- Born: Edward Stanley Popek October 4, 1919 Hackensack, New Jersey, US
- Allegiance: United States
- Branch: United States Army Air Force
- Service years: 1933–1970
- Rank: First lieutenant
- Known for: 7 confirmed kills in 2 hours
- Conflicts: World War II Battle of Biak; ;

= Edward S. Popek =

American flying ace (1919–?)

Colonel Edward Stanley Popek (October 4, 1919 – ?) was an American flying ace and first lieutenant who served the Fifth Air Force of the United States Army Air Force during World War II. He has been credited with seven kills during his service with the military.

== Early life ==
Popek was born on October 4, 1919, in Hackensack, New Jersey.
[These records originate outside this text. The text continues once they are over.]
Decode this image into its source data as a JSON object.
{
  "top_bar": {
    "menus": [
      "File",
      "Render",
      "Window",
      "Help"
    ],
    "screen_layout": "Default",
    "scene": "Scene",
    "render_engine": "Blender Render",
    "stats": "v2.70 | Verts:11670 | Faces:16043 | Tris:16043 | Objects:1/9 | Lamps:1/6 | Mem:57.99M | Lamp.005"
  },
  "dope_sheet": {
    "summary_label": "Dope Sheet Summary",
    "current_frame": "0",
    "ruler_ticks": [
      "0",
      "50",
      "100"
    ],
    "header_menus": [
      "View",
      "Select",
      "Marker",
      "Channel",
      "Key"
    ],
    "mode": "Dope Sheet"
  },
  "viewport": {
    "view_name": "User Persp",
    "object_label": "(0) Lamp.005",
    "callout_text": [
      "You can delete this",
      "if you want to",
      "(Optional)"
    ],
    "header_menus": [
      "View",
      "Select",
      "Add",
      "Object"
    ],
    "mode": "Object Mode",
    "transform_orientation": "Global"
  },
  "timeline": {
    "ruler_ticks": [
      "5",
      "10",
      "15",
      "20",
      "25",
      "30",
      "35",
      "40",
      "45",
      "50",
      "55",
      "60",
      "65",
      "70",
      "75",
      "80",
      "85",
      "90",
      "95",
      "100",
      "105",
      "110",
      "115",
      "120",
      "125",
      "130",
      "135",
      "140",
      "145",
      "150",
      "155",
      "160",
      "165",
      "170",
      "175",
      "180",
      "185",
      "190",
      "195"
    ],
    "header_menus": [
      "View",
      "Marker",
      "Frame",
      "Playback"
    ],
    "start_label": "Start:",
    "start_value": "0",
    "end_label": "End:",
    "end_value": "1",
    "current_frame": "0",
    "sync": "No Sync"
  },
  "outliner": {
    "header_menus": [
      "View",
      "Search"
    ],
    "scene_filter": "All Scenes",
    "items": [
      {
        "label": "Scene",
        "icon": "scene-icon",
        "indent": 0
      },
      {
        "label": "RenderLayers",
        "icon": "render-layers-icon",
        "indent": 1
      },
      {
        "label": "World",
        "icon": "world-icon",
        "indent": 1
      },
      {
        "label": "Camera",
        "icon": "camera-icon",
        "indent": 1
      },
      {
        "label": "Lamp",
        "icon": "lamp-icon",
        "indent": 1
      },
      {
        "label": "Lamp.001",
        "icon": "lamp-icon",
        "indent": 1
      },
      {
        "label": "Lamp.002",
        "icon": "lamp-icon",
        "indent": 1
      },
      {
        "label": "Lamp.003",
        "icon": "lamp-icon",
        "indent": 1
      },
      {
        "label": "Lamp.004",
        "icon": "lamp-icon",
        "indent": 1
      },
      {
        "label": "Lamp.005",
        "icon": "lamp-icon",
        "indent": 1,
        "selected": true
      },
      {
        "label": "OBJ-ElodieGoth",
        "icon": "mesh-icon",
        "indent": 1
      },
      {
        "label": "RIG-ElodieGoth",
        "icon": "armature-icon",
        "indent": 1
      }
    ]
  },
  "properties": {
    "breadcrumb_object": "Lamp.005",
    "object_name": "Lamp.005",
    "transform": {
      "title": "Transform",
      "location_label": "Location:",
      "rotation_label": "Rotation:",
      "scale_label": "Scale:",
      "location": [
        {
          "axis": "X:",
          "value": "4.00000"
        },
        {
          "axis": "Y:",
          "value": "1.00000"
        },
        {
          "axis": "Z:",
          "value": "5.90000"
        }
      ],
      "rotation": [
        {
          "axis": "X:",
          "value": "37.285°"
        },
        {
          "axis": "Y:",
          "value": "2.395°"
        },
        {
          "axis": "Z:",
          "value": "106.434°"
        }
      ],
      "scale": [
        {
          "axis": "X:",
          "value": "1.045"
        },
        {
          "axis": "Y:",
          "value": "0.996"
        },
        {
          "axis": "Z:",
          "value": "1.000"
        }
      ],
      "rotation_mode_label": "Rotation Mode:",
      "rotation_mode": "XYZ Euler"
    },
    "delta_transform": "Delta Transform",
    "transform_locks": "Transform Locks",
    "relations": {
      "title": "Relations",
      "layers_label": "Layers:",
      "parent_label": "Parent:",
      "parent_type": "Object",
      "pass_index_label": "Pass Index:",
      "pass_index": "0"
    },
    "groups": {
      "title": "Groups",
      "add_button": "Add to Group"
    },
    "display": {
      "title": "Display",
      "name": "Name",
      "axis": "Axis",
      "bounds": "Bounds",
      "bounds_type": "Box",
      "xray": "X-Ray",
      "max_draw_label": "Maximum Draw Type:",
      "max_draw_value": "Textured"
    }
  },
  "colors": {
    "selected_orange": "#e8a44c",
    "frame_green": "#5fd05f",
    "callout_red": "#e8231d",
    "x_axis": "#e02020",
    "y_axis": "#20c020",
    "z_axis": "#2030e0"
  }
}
When he was a teenager, he and his brother restored a Waco 10 biplane. At age 14, he successfully soloed a flight, before receiving his pilot license at age 15.

== Military career ==
Popek served in the Fifth Air Force of the United States Army Air Force during World War II. He fought in the Pacific Theater. As first lieutenant, he commanded the 348th Fighter group through the Philippines and China. Popek received the status of flying ace after downing three airplanes with his North American P-51 Mustang near Biak. He only served two tours of duty.

After World War II, served in the United States Air Force until 1970, retiring as a colonel.